Towards Automated Community Notes-Style Fact-Checking with VLM Agents for Combating Contextual Deception
In this work, we address the gap in automated Community Notes generation for image-based contextual deception.
- We introduce XCheck, a real-world multimodal dataset of X posts paired with ground-truth Community Notes, together with retrieved external context.
- We further propose ACCNote, a retrieval-augmented multi-agent framework that enhances LVLMs to generate context-corrective notes.
- To evaluate whether generated notes are helpful to users, we develop a new metric Context Helpfulness Score (CHS) that aligns with pilot user study outcomes.
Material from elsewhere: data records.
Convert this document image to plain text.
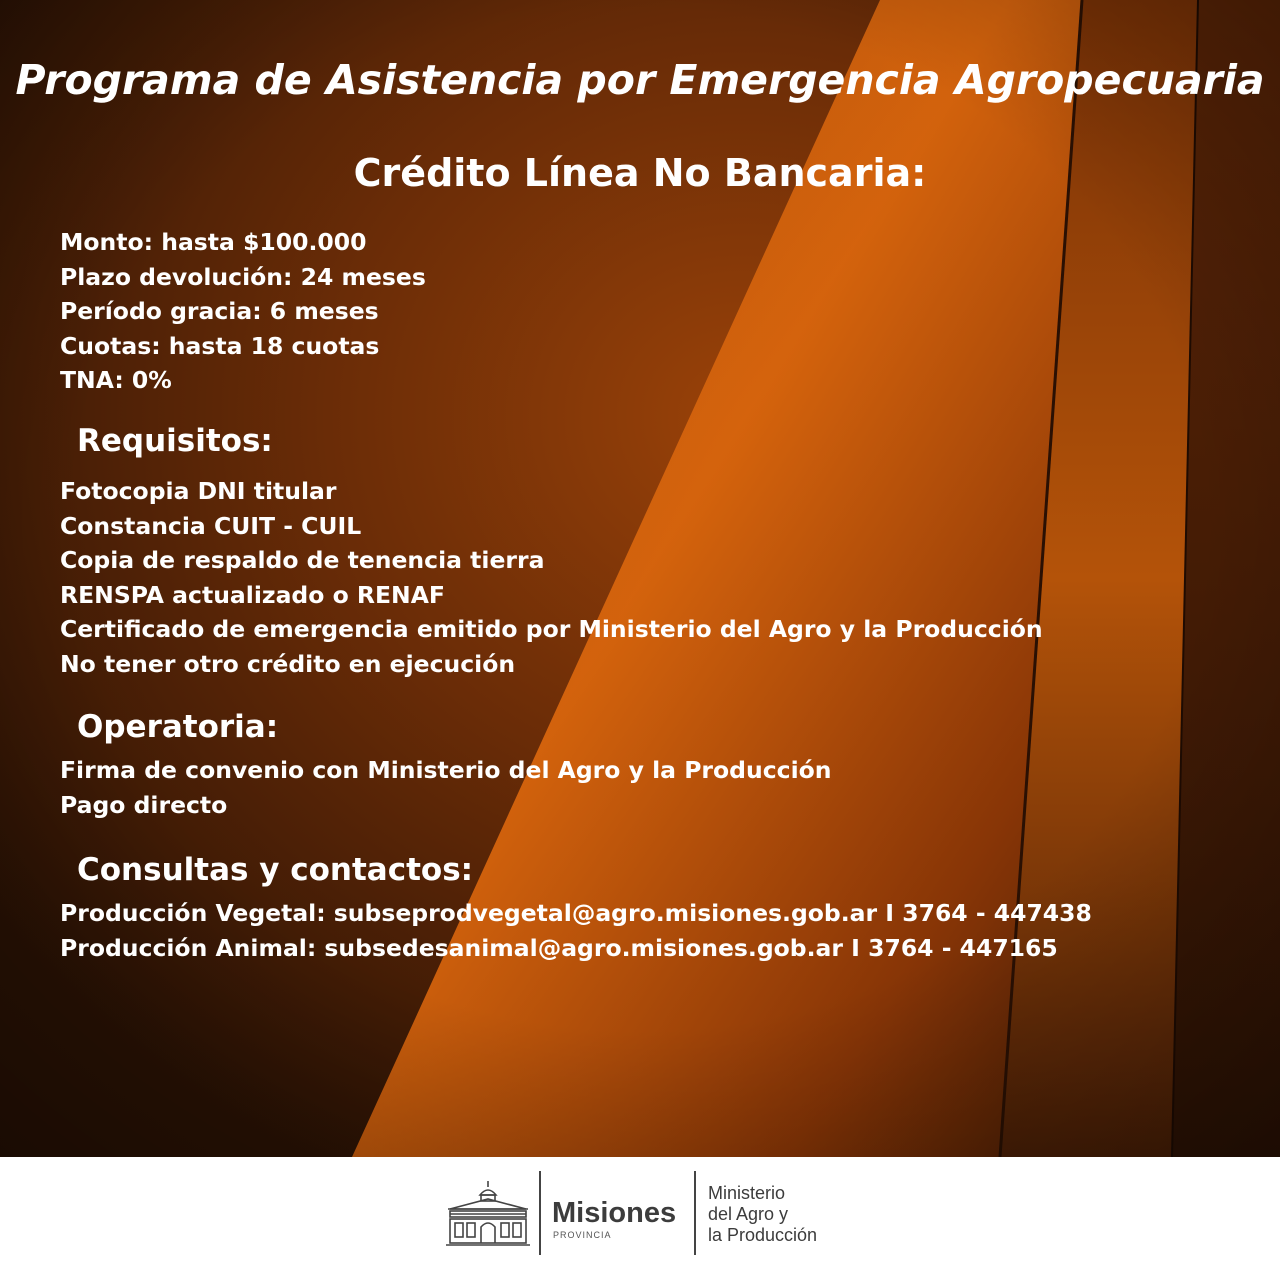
Programa de Asistencia por Emergencia Agropecuaria
Crédito Línea No Bancaria:
Monto: hasta $100.000
Plazo devolución: 24 meses
Período gracia: 6 meses
Cuotas: hasta 18 cuotas
TNA: 0%
Requisitos:
Fotocopia DNI titular
Constancia CUIT - CUIL
Copia de respaldo de tenencia tierra
RENSPA actualizado o RENAF
Certificado de emergencia emitido por Ministerio del Agro y la Producción
No tener otro crédito en ejecución
Operatoria:
Firma de convenio con Ministerio del Agro y la Producción
Pago directo
Consultas y contactos:
Producción Vegetal: subseprodvegetal@agro.misiones.gob.ar I 3764 - 447438
Producción Animal: subsedesanimal@agro.misiones.gob.ar I 3764 - 447165
Misiones
PROVINCIA
Ministerio
del Agro y
la Producción
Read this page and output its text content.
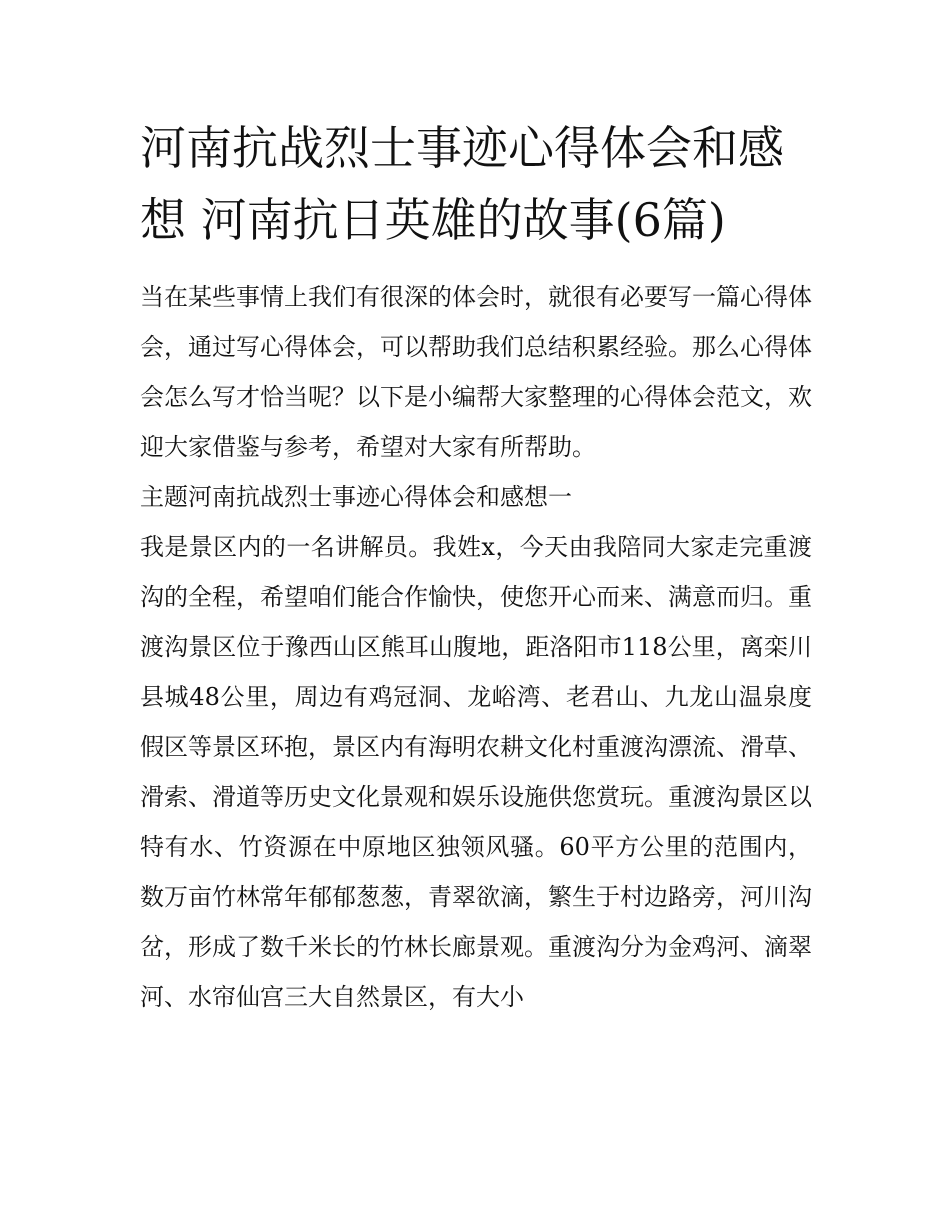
河南抗战烈士事迹心得体会和感想 河南抗日英雄的故事(6篇)

当在某些事情上我们有很深的体会时，就很有必要写一篇心得体会，通过写心得体会，可以帮助我们总结积累经验。那么心得体会怎么写才恰当呢？以下是小编帮大家整理的心得体会范文，欢迎大家借鉴与参考，希望对大家有所帮助。

主题河南抗战烈士事迹心得体会和感想一

我是景区内的一名讲解员。我姓x，今天由我陪同大家走完重渡沟的全程，希望咱们能合作愉快，使您开心而来、满意而归。重渡沟景区位于豫西山区熊耳山腹地，距洛阳市118公里，离栾川县城48公里，周边有鸡冠洞、龙峪湾、老君山、九龙山温泉度假区等景区环抱，景区内有海明农耕文化村重渡沟漂流、滑草、滑索、滑道等历史文化景观和娱乐设施供您赏玩。重渡沟景区以特有水、竹资源在中原地区独领风骚。60平方公里的范围内，数万亩竹林常年郁郁葱葱，青翠欲滴，繁生于村边路旁，河川沟岔，形成了数千米长的竹林长廊景观。重渡沟分为金鸡河、滴翠河、水帘仙宫三大自然景区，有大小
- Extensive experiments show that ACCNote consistently outperforms foundation LVLM baselines and naive RAG on both deception detection and note generation tasks on XCheck, and also exceeds the commercial baseline GPT5-mini.
Try our Notebook demo here:
demo.ipynb
XCheck dataset was constructed in four stages as: deceptive data curation, non-deceptive control set addition, data cleaning and annotation, and context augmentation via reverse image search.
Please check the dataset directory for the detailed information of XCheck.
ACCNote is an automated context-corrective note generation framework that combines:
- Retrieval-augmented generation (RAG) to improve credibility and veracity by grounding the model in external evidence;
- Multi-agent collaboration to improve clarity, relevance, and neutrality by filtering noisy context, separating conflicting evidence, and refining the final note.
Please check the src directory for the implementation of ACCNote.
CHS is designed to better reflect the five dimensions in the Community Notes guideline: credibility, clarity, relevance, veracity, and neutrality.
Please check the src/metric file for the implementation of CHS.